New
Museum

Campaign

The New Museum broke ground in November 2022 on a major building expansion designed by OMA. The Museum’s $100 million Capital Campaign has majority support from the Board of Trustees, as well as from the City and State of New York. The largest gift in the institution’s history comes from the late Toby Devan Lewis, longtime Trustee and exceptional philanthropist. The Museum will recognize Lewis’s leadership role by naming the OMA building in her honor. Please join us as we continue to explore the future of new art and new ideas, where the only constant is change.

New Museum Past & Future

Since our founding over forty-five years ago, the New Museum has been a site of experimentation and a hub for new art and new ideas, where risk-taking and discovery are encouraged and supported. We have always been a future-facing museum—not a place for preserving and recording history, but a place where history is made. Founded in 1977 in a temporary space on Hudson Street, the New Museum has continued to act nimbly to present art that serves as a catalyst for dialogue between contemporary artists and the public. We have expanded our footprint at key moments in the Museum’s history to better serve these goals, and this project is the latest chapter in that history.

Our new, ground-up construction replaces 231 Bowery—in which our cultural incubator NEW INC, our new media affiliate Rhizome, and artists’ residencies have been housed—and make these programs more accessible to the public. In this new building designed by OMA / Shohei Shigematsu and Rem Koolhaas, the New Museum will continue to make history.

Architects

We are thrilled to work with OMA / Shohei Shigematsu and Rem Koolhaas to design a second building that addresses our current and future needs. It will also be OMA’s first public building in New York. Known for their civic passion and future thinking, OMA has created a design that complements and respects the integrity of the Museum’s SANAA-designed flagship building and provides seamless connectivity between the two buildings, expanded space for our world-renowned exhibitions, and increased access to our most innovative programs.

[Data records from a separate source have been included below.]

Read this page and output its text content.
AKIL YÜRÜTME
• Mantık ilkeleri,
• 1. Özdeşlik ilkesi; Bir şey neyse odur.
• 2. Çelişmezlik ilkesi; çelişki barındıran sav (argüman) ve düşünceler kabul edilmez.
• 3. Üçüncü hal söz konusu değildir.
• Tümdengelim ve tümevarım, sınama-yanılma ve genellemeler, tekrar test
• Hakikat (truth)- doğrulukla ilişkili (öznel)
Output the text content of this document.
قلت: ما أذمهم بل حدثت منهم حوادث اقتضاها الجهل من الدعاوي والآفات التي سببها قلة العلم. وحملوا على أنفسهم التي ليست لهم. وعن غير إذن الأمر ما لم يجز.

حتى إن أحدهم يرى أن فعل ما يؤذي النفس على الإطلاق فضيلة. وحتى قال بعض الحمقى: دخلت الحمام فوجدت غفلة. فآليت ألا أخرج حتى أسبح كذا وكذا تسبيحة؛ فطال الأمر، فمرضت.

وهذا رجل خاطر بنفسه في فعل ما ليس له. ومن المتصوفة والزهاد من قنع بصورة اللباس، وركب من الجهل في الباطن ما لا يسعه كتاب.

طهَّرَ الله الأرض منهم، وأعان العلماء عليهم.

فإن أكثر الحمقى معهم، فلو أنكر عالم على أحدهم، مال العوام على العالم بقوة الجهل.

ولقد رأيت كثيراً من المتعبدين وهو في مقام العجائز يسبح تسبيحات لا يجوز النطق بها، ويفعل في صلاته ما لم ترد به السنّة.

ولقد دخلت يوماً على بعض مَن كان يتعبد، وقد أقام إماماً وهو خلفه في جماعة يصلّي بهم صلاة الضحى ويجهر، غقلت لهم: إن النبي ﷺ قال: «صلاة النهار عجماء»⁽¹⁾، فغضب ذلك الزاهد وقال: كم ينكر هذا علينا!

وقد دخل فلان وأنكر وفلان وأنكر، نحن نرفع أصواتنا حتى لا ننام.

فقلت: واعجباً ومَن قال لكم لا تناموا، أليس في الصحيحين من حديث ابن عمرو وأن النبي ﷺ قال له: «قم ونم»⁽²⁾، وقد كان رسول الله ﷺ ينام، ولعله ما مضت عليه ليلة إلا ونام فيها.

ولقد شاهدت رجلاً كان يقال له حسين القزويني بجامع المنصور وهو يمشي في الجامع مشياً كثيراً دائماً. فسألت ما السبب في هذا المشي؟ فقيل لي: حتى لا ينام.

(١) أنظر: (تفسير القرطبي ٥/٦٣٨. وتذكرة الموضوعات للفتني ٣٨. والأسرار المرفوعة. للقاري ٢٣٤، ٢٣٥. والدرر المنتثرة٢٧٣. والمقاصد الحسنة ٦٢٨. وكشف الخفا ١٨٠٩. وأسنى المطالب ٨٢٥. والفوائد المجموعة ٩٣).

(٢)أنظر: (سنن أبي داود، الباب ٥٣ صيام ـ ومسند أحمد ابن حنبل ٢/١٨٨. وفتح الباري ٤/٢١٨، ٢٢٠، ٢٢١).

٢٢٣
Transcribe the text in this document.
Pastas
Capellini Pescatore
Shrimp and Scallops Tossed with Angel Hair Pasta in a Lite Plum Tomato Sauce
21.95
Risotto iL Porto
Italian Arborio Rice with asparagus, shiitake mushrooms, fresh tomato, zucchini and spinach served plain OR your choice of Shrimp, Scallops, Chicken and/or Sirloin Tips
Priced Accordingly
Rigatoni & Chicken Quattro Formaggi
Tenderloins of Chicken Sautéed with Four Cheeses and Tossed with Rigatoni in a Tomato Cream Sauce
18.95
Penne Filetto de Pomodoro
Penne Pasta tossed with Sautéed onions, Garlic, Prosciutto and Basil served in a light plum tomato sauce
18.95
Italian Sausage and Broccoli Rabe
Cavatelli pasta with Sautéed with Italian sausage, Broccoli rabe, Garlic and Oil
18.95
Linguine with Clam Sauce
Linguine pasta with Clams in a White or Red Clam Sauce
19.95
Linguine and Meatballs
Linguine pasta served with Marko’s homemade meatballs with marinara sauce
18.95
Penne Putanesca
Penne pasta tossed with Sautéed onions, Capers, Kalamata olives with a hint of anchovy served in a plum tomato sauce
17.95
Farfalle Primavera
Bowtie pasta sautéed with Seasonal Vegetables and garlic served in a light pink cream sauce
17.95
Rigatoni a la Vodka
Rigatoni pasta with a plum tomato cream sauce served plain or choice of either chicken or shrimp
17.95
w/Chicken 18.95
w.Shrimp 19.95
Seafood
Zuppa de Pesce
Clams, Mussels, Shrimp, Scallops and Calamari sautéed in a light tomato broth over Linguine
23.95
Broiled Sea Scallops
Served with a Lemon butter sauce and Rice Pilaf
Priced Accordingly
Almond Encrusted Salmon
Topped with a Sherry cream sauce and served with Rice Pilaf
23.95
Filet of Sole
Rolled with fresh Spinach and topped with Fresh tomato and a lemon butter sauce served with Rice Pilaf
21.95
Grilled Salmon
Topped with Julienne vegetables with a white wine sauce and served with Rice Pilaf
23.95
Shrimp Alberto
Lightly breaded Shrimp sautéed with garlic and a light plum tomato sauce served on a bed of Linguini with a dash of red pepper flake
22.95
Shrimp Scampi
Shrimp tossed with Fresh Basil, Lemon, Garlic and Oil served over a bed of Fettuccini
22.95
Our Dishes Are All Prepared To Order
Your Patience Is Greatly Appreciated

Shigematsu and Koolhaas are both partners at OMA, the acclaimed architecture and urbanism practice. Recent ground-up constructions and expansions of innovative cultural spaces designed by OMA include the Taipei Performing Arts Centre, Taiwan (2022); Audrey Irmas Pavilion, Los Angeles, CA (2022); Denver Art Museum’s Design Galleries and Studio (2021); Axel Springer Campus, Berlin, Germany (2020); and WA Museum Boola Bardip, Australia (2020). Earlier buildings include Sotheby’s New York Headquarters (2019); Fondazione Prada, Milan, Italy (2018); Faena Forum, Miami, FL (2016); Pierre Lassonde Pavilion for Musée National des Beaux-Arts du Québec, Canada (2016); Cai Studio, NY (2015); Milstein Hall at Cornell University, NY (2011); and Casa da Música in Porto, Portugal (2005). In addition to the New Museum, OMA-designed projects currently under construction include Buffalo AKG Art Museum, NY; an addition to Tiffany & Co.’s Fifth Avenue Landmark Building, NY; Library Street Collective’s LANTERN in Detroit, MI; and Factory International in Manchester, England.

Building

The seven-story, 60,000-square-foot building will double the Museum’s exhibition spaces. Merging with current galleries on the Second, Third, and Fourth Floors, the OMA building will align ceiling heights to achieve connectivity between the buildings with additional space dedicated to community and education programs, including a permanent home for NEW INC. Further cementing the New Museum’s centrality to the cultural fabric of downtown Manhattan, the OMA expansion features a new public plaza at the intersection of the Bowery and Prince Street that will host art installations, performances, and gatherings. With this vastly expanded footprint and dynamic accessibility, the new building will exponentially increase our community impact.

The OMA design will improve vertical circulation for museum visitors with the addition of an atrium stairway, which will offer views of the surrounding neighborhood and the opportunity for innovative art installations. The stairway and new entry will align with the terminus of Prince Street, opening up the Museum to the city with a visual invitation to enter the building and climb to the top of a world of cultural possibilities. The OMA building will also provide more public spaces and services, including an expanded lobby, a larger bookstore, an upper-level forum for education and public programs that will connect to the existing Sky Room, an artist studio, and a new eighty-seat restaurant. In addition, it will feature three additional elevators—two of which will be dedicated to gallery access—as well as more efficient organization of vital back-of-house, storage, and office space.

Made out of laminated glass with metal mesh, the façade will provide a simple, unified exterior adjacent to the SANAA building by using materials that recall and complement the original façade while allowing for a higher degree of transparency. The OMA building will communicate the activities of the Museum outward, while creating an inviting presence that also draws the public inward.